I allowed, modestly, that I had not.
“I had never heard of chains and that stuff,” she said, marvelling. Had I? she wanted to know.
I really didn’t want to answer that…”
(from Being Mortal by Atul Gawande)
We do not stop having fun when we get old.
We get old when we stop having fun…
Credits: Image from searchgi.com
“Age is a question of mind over matter.

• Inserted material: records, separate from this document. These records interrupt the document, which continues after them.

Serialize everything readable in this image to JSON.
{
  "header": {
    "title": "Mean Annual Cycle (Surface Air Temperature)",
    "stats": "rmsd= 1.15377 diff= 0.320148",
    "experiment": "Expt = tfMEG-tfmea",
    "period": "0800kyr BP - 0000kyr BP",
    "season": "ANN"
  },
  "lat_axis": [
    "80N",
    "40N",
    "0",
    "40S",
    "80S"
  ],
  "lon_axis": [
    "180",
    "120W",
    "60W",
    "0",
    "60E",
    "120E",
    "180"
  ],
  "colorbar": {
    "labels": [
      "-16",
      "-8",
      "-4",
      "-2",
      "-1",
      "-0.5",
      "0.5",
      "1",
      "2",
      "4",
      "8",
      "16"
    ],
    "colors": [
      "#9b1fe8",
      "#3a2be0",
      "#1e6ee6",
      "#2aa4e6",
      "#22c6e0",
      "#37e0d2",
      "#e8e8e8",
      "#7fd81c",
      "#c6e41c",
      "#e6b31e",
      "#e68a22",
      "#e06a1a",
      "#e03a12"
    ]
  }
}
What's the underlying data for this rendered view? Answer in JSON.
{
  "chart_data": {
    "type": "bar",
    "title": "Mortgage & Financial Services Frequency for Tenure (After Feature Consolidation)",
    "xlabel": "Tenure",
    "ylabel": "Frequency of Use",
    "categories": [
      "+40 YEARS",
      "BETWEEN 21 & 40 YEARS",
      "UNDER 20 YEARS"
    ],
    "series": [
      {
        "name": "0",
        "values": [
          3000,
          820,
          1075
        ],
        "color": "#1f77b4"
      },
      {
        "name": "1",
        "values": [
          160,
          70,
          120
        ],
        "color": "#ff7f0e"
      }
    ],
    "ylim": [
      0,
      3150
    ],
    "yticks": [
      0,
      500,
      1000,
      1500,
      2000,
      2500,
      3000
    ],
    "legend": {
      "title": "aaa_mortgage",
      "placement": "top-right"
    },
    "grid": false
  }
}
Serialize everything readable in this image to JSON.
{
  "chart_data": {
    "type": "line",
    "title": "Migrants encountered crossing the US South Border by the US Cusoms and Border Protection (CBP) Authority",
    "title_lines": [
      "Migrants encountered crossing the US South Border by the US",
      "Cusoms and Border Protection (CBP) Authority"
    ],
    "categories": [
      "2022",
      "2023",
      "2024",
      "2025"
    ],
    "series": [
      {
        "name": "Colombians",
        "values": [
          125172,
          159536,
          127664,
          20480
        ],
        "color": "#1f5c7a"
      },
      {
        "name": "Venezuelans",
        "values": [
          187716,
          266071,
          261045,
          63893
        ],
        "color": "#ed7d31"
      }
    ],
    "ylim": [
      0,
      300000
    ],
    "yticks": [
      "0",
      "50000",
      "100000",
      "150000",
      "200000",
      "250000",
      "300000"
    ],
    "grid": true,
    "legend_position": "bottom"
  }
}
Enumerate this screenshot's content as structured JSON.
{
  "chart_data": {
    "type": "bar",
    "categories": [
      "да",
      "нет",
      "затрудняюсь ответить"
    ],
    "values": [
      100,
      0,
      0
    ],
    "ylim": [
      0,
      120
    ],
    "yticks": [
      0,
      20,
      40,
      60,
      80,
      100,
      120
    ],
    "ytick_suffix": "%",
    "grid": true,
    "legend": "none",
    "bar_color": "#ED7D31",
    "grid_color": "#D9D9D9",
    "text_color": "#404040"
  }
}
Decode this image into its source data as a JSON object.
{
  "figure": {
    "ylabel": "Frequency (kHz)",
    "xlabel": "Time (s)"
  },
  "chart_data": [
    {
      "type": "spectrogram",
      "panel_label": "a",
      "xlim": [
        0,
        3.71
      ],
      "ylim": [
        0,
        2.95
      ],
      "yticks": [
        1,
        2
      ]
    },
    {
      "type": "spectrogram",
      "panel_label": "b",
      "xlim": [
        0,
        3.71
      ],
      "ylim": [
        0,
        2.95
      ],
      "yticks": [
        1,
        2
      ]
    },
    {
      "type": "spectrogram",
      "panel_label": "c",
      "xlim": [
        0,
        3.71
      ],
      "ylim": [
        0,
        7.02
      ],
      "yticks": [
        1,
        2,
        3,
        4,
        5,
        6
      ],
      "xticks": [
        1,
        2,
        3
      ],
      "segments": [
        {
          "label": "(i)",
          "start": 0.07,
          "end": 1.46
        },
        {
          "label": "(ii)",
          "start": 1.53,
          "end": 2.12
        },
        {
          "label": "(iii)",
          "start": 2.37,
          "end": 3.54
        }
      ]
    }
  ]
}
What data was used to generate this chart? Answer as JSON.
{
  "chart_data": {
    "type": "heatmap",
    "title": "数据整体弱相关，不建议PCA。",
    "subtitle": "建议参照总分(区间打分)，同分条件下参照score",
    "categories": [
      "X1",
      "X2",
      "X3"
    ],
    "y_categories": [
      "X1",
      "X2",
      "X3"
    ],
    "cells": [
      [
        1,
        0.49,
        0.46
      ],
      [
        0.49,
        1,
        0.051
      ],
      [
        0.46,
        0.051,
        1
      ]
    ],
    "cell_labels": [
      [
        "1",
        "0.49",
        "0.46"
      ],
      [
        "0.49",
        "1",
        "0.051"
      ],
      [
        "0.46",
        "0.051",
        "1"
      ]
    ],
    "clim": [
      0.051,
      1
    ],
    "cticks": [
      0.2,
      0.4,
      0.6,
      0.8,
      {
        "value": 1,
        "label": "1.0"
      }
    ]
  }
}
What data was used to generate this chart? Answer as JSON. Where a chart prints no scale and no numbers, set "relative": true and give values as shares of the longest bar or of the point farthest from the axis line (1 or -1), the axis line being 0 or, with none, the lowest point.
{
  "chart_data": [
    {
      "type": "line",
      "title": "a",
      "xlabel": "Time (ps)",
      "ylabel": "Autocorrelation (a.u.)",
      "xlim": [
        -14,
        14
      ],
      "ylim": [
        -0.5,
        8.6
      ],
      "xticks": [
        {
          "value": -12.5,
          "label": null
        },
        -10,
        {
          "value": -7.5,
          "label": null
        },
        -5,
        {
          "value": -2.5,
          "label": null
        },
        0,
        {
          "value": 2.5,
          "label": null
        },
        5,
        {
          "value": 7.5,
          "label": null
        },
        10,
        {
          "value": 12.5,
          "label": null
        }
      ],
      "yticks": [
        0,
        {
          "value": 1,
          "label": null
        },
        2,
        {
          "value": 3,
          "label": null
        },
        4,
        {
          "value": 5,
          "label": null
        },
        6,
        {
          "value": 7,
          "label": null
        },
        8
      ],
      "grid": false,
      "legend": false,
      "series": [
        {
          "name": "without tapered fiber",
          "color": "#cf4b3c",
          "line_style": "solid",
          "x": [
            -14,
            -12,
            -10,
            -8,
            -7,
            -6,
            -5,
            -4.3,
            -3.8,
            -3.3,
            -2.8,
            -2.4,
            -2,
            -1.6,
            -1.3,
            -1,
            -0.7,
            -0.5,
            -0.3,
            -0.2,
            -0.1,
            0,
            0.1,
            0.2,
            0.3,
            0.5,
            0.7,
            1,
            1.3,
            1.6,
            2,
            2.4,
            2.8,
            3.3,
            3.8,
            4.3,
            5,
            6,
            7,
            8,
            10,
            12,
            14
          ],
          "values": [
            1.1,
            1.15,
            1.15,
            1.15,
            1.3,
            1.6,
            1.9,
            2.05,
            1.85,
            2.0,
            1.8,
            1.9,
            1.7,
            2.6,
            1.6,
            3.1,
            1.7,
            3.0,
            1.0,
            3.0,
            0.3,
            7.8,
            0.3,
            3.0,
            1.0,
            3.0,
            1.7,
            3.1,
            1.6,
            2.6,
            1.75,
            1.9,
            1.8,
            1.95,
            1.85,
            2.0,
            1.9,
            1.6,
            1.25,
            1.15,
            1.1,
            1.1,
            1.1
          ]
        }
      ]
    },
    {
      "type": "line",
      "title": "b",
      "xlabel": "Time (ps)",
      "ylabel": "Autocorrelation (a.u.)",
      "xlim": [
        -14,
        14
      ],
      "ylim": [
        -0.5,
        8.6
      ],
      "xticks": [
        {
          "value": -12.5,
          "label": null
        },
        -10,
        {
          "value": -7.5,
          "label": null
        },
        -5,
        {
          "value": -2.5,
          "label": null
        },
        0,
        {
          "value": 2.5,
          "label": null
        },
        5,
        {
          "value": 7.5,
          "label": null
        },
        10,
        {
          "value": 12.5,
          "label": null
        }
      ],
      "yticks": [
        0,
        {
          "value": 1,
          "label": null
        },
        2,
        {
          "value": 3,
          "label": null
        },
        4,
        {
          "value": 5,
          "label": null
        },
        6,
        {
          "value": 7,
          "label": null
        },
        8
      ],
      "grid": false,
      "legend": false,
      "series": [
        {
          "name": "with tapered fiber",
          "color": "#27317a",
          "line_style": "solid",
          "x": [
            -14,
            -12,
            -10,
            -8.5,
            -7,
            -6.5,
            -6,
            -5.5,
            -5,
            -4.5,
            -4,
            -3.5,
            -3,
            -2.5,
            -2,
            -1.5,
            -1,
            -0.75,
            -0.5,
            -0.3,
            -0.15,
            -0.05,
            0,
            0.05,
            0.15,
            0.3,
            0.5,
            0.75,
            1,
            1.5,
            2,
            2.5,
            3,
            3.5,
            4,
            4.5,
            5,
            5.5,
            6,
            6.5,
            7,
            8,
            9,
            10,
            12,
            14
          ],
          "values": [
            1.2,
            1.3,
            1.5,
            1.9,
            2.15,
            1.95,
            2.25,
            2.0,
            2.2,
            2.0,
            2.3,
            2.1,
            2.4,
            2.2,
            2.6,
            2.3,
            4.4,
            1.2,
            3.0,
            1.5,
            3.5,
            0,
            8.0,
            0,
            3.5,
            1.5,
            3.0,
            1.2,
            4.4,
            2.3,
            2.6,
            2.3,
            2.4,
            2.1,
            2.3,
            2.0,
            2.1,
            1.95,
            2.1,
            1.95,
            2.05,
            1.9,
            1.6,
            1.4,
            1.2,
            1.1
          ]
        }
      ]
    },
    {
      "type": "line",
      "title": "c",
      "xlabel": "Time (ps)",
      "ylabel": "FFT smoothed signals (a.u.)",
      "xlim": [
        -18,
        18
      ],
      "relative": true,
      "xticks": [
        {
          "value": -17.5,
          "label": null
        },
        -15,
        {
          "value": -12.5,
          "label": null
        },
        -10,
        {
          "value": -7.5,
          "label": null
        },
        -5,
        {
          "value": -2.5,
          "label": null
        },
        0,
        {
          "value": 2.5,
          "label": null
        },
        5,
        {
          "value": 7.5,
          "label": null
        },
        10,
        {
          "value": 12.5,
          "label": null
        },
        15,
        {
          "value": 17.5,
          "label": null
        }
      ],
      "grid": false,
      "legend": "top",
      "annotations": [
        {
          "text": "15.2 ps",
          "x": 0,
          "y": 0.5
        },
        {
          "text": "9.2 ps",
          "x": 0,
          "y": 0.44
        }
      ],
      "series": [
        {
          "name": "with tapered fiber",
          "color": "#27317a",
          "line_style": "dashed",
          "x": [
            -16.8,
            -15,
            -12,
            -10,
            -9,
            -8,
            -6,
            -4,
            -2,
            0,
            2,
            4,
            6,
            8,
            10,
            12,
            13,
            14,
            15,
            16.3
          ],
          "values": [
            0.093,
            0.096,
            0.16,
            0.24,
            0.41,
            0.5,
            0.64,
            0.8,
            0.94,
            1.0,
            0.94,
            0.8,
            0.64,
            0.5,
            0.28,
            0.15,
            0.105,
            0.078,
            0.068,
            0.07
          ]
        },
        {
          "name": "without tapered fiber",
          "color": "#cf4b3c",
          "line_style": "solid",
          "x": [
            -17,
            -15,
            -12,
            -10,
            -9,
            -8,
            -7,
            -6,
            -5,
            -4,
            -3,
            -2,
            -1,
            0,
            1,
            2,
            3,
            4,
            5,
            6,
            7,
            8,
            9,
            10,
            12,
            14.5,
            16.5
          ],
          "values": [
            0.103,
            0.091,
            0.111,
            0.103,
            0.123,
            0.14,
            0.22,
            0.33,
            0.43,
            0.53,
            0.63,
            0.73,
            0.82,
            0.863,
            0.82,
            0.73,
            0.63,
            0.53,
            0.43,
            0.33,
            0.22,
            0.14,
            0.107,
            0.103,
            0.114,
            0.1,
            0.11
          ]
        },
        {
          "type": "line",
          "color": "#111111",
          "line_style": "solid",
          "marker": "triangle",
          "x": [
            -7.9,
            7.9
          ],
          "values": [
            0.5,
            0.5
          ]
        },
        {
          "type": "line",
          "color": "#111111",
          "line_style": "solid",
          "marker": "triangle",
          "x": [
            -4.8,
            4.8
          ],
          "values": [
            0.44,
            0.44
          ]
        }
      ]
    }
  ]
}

If you don’t mind, it doesn’t matter.”
There are two types of people
You’ll find in this world;
Those that grow young,
And those that grow old.
The old growing type,
Are not very much fun,
They become quite inactive,
Avoiding hot sun.
They complain of misfortunes
Like bad backs and poor stocks,
And soon they need help
With their food and their socks.
But the young growing type
Are a different affair,
They grow ever more fun,
Despite sticks and grey hair.
No longer tied down
To their work every day,
They see their retirement
As a great time to play.
They jet off on adventures,
And plan fun-filled days,
And never become
At all set in their ways.
You don’t stop having fun because you get old,
you get old because you stop having fun
Age is a fascinating concept. When I was 17, I felt more like a 100 year old. However closer I get to a 100, more I feel like a 17 year old.
As psychologists note, chronologically, you may be 30, 40, 50, 60 or 70 years of age, based on when you were born. There is no arguing that unless you’ve embraced some new alternative way of doing math. The real question is how old do you feel – what is your psychological age?
Your psychological age is determined by you, not anyone or anything else, so you can actually feel as young as you want. You may think you should act a certain age, but that is more than likely your desire to fit into some conventional notion of how a person of your age should act. Regardless of how you feel right now, recognize that you have within you the ability to change how old you feel today.
So how old do you choose to be today?